Bruno Jérôme : "Le chiffrage global tient a peu près la route. C’est tout à fait plausible et le diagnostic est bon : la justice française est le parent pauvre des pays européens. Pour les places de prison, on estime le coût d’un prisonnier à 100 euros par jour. Soit 36.000 euros par an. 40.000 nouvelles places de prisons coûteraient donc 1,4 milliard d’euros. Reste que ne sont pas comptés ici les frais de construction de nouvelles structures qui sont, eux, exorbitants."

LES RECETTES

> La proposition du FN : 41 milliards supplémentaires grâce à une restriction de l’immigration

Côté recette, Marine Le Pen pense dégager des fonds en limitant l'immigration : elle entend diviser l’immigration légale par vingt et économiser ainsi 41 milliards d'euros.

Bruno Jérôme : "Marine Le Pen fait référence ici aux économies de prestations sociales, mais, elle oublie tous les immigrés qui apportent de la richesse en travaillant. Si cette mesure était appliquée, certains secteurs seraient particulièrement impactés comme le bâtiment. Privés de bras, les prix du secteur exploseraient".

Eric Heyer : "On a là une vision très pessimiste de l’immigration, en terme de finances publiques. Marine Le Pen compte les prestations en oubliant la consommation, les cotisations, etc. Il faut bien savoir que la France a besoin d’un flux migratoire important pour soutenir son système de sécurité sociale et de retraites".

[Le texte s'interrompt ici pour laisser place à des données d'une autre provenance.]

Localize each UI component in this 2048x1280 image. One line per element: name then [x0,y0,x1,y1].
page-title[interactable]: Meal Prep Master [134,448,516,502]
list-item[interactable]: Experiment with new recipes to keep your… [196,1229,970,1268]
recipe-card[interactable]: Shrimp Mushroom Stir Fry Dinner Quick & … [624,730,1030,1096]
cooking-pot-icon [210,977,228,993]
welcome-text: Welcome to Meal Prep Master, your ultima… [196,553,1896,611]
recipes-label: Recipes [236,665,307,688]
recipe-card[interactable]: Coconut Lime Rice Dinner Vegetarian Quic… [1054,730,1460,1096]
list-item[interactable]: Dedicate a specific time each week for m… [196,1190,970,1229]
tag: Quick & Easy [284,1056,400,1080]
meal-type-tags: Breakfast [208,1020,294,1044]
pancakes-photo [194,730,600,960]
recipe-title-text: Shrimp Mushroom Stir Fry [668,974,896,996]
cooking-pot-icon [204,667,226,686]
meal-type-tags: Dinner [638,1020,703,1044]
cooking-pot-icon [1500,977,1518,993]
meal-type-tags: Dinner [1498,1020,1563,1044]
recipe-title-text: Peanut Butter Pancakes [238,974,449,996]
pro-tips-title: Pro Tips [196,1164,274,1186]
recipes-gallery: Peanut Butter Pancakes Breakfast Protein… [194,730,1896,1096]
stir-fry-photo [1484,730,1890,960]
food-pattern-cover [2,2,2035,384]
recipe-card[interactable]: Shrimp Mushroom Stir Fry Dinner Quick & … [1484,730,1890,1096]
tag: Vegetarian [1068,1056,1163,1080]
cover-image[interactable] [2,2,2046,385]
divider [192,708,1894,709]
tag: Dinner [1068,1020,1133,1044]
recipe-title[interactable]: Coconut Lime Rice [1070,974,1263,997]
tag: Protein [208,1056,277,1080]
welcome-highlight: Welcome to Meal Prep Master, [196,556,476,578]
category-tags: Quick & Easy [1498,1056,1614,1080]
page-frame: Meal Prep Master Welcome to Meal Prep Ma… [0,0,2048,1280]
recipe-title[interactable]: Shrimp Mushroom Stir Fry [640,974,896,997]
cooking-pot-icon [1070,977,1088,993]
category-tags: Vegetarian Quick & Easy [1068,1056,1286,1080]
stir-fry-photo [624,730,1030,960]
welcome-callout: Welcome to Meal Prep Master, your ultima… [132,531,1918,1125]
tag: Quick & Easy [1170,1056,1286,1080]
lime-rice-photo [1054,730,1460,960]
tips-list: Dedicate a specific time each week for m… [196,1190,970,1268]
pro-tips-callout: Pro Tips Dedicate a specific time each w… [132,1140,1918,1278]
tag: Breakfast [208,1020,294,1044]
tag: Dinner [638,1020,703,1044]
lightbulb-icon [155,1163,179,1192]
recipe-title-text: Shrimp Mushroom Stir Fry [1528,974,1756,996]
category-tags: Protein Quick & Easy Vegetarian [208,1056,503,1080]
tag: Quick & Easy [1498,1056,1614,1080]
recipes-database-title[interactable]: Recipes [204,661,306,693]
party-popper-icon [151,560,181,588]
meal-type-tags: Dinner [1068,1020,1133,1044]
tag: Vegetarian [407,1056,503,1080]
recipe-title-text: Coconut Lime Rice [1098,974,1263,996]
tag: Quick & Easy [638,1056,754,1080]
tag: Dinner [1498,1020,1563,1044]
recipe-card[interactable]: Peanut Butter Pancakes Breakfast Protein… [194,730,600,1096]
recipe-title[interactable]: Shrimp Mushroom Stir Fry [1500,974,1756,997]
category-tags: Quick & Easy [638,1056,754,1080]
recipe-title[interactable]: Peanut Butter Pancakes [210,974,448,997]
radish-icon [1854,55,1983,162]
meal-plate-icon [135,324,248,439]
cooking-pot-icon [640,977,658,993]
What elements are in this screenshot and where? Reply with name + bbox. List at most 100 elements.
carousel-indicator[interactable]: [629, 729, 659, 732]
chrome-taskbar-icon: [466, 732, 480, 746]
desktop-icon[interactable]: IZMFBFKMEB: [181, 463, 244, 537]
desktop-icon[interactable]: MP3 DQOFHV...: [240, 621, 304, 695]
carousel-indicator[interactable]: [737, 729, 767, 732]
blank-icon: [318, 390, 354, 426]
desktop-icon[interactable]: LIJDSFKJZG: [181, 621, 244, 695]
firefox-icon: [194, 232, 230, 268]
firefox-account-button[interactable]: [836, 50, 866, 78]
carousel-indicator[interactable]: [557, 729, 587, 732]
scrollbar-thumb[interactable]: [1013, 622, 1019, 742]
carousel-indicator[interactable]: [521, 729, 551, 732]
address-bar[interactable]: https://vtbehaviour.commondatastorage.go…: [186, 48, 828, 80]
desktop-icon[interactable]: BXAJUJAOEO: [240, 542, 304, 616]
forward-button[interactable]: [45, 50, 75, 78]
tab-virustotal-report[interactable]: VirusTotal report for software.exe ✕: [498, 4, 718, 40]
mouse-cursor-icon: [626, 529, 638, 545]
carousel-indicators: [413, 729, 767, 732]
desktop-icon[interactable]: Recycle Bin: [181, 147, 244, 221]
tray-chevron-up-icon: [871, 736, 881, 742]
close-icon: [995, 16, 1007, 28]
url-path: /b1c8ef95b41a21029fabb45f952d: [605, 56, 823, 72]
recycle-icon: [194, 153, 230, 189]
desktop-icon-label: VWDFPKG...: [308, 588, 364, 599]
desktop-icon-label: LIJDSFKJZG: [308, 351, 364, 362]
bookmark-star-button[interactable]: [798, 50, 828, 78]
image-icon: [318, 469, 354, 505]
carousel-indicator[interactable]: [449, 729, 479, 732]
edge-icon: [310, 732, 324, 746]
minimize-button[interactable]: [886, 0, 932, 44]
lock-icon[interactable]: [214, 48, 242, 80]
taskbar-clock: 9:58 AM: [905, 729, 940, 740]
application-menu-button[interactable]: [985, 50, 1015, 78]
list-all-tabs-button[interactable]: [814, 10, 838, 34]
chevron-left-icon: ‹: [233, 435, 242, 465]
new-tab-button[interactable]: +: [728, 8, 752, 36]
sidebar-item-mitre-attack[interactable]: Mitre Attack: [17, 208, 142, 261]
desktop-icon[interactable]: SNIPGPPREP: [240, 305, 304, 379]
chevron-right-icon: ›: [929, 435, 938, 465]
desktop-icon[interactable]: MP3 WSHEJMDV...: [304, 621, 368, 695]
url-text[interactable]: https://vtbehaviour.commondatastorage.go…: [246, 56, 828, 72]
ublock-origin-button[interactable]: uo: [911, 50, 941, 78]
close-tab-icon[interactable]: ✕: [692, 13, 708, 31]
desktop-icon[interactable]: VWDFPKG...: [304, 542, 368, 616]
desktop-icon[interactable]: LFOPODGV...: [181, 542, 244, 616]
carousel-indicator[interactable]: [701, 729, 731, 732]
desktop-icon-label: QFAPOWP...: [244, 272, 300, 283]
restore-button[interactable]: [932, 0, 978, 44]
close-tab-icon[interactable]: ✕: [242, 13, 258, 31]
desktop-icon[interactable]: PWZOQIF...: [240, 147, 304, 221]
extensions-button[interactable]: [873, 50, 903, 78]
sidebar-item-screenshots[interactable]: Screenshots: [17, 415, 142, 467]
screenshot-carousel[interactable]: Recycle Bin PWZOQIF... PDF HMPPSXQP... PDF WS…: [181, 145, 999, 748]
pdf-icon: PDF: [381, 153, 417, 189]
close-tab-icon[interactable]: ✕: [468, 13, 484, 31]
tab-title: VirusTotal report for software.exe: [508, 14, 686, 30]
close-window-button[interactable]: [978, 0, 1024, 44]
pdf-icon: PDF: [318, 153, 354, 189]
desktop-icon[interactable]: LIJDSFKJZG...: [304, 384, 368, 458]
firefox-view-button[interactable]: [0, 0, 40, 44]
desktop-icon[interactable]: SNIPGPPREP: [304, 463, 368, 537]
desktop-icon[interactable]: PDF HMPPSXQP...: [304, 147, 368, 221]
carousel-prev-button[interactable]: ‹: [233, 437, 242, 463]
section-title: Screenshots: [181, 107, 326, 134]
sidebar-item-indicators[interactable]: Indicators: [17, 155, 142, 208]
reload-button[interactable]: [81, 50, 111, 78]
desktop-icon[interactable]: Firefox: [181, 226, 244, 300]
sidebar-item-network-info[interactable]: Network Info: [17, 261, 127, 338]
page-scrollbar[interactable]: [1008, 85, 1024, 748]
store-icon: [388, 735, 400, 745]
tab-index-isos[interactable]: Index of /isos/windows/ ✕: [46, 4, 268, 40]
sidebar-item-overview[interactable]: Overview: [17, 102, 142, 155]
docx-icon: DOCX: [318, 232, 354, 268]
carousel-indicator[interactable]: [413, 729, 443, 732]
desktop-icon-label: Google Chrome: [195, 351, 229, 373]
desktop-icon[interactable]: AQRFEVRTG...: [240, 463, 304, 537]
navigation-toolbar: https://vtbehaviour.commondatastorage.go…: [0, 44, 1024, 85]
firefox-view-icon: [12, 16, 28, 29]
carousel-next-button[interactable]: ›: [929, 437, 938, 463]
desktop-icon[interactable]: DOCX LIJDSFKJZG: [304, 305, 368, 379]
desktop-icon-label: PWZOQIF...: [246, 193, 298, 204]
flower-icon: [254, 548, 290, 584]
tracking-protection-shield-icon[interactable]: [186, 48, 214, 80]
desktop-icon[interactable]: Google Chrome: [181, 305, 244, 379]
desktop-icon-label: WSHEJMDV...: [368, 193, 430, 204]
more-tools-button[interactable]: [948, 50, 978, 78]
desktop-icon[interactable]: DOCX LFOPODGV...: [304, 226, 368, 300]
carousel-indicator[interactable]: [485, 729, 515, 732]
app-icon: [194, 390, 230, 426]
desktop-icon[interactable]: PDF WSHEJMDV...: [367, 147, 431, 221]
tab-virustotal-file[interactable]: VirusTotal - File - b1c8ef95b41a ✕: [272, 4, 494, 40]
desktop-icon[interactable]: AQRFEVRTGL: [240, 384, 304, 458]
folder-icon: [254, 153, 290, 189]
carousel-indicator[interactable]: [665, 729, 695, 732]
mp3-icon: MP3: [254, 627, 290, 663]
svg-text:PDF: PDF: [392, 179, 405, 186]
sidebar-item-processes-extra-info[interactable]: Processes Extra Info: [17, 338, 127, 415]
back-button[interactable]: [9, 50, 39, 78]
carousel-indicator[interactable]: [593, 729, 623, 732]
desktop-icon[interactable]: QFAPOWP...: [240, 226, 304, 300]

> La proposition du FN : sortir de l'euro

Le retour au franc est un grand classique au FN. Marine Le Pen estime qu’une telle décision couplée à des mesures protectionnistes permettrait d'économiser plus de 200 milliards d'euros sur cinq ans.

Bruno Jérôme : "Difficile de chiffrer toutes les incidences de cette mesure. Si on doit revenir au franc, on aura au minimum une hausse de 30% de l’inflation. Il faudra alors dévaluer. Et je ne parle pas des spéculations et des attaques contre cette nouvelle monnaie... "

Eric Heyer  : "En réalité, cette décision conditionne toutes les autres. C’est tellement gigantesque qu’une telle mesure mangerait tout le reste. Les chiffres annoncés pour les autres réformes n’auraient d’ailleurs plus le même sens, puisque la monnaie n’aurait plus la même valeur. Cette mesure serait un drame pour la France pour au moins cinq ans. Il faudrait attendre dix ans ou quinze ans pour espérer y gagner."